Les missa font travailler les taxieurs sans licence, les chouaillines qui vendent leurs brochettes ou mettent leur feu à la disposition des clients qui ramènent leur propre viande.
Les gérants des missa anticipent les problèmes : avant qu’une bagarre ne se déclare, les personnes sont vite séparées, la victime aura un taxieur gratuit pour quitter les lieux, le deuxième sera retenu et encadré par les aides du gérant de la missa. Ce qui qui ne se fait pas dans les bars. Avec tous leurs papiers en règle et puisque ils sont juridiquement couverts, Ils n’en ont rien à foutre du client, une fois qu’ils le font sortir de l’établissement. J’ai vu une personne expulsée d’un bar de Jijel après une bagarre, se faire agresser sur le trottoir même de l’établissement, à coup de goulots au visage, par quatre personnes qui l’avaient suivi à l’extérieur.

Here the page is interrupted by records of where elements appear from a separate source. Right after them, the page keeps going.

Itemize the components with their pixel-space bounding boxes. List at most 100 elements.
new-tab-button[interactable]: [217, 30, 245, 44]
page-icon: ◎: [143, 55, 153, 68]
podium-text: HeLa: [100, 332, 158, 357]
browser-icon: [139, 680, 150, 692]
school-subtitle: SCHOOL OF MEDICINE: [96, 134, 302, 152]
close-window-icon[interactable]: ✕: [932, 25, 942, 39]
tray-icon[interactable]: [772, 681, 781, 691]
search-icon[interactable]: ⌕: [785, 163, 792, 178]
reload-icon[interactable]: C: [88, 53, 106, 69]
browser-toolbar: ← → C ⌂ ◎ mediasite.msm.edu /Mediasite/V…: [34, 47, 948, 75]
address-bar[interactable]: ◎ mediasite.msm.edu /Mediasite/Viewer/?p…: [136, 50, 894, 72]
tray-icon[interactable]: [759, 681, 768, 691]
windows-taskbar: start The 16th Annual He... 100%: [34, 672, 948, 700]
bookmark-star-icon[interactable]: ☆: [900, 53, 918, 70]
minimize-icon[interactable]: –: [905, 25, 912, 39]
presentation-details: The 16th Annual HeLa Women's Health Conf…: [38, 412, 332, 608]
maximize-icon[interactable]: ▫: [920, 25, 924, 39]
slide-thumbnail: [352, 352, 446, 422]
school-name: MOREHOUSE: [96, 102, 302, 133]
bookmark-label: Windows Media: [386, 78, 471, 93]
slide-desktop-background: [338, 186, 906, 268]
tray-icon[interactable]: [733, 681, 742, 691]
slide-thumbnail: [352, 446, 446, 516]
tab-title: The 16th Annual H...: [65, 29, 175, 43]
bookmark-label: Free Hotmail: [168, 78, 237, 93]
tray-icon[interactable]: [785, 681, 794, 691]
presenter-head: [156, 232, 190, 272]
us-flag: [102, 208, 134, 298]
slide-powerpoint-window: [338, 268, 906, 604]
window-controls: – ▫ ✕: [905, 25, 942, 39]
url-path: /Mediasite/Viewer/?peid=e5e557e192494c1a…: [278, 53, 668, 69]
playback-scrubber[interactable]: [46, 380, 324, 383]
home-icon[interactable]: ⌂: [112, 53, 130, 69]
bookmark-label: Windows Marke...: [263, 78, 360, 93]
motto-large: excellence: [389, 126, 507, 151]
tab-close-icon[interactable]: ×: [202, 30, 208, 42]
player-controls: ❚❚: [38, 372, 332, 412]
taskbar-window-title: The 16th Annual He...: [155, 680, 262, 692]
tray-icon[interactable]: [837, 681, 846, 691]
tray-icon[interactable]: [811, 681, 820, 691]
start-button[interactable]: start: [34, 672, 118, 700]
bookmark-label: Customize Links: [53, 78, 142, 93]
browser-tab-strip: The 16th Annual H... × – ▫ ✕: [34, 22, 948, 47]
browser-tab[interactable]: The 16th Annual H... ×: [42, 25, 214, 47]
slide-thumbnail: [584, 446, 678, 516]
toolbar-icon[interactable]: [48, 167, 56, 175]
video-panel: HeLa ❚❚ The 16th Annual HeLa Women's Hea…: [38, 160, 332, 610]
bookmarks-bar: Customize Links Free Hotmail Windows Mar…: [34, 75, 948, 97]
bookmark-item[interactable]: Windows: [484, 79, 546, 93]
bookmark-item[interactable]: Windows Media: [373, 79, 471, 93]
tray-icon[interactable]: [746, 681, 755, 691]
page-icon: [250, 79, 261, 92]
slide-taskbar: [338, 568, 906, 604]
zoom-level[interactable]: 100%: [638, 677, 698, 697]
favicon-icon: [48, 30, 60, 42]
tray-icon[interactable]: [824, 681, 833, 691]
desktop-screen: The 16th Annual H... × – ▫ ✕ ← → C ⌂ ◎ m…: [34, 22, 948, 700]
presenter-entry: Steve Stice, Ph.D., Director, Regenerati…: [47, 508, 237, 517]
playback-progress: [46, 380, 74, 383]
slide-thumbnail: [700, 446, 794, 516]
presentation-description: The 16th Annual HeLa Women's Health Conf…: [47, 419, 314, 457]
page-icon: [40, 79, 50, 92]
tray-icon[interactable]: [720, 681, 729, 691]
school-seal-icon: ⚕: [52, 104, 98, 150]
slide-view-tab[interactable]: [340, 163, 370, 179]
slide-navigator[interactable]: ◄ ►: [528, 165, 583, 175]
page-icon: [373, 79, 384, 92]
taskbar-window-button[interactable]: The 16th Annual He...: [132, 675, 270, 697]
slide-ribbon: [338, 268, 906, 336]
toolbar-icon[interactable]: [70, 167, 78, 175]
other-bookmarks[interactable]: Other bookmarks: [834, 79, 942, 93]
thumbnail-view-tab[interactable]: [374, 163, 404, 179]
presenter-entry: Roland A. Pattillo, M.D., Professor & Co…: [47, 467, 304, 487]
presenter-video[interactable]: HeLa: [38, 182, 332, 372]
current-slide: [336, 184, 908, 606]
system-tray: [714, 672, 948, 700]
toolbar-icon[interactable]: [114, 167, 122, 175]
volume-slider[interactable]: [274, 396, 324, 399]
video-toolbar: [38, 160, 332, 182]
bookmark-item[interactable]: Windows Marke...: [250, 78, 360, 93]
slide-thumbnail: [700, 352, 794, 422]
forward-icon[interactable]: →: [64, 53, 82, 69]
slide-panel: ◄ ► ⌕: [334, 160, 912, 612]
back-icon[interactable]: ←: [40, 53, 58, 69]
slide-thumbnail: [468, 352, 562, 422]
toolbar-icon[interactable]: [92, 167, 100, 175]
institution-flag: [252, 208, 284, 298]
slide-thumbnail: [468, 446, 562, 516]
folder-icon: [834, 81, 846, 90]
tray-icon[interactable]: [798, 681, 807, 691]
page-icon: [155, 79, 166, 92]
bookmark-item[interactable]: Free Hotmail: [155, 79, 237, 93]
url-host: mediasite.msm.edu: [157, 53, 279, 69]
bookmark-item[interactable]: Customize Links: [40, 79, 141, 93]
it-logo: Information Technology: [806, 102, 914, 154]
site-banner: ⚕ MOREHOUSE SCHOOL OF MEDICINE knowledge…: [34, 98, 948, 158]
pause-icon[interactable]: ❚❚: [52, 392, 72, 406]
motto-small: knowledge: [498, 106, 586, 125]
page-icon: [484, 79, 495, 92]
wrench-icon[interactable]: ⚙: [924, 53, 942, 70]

La présence, de temps en temps, des gendarmes dans les missa est souhaitable, car elle aide le gérant à éloigner les indésirables ou ceux recherchés par la justice. Parfois, un client, qui ne sait pas parler à un gendarme, dit des commentaires provocants touchant indirectement l’agent dans l’exercice de ses fonctions. Le gérant de la missa lui demandera de ne plus venir, et entre nous, on le classe comme un non- évolué socialement car il n’a pas la fibre de tolérance des bons buveurs. La missa à la longue effectue, avec son gérant, une sélection minutieuse.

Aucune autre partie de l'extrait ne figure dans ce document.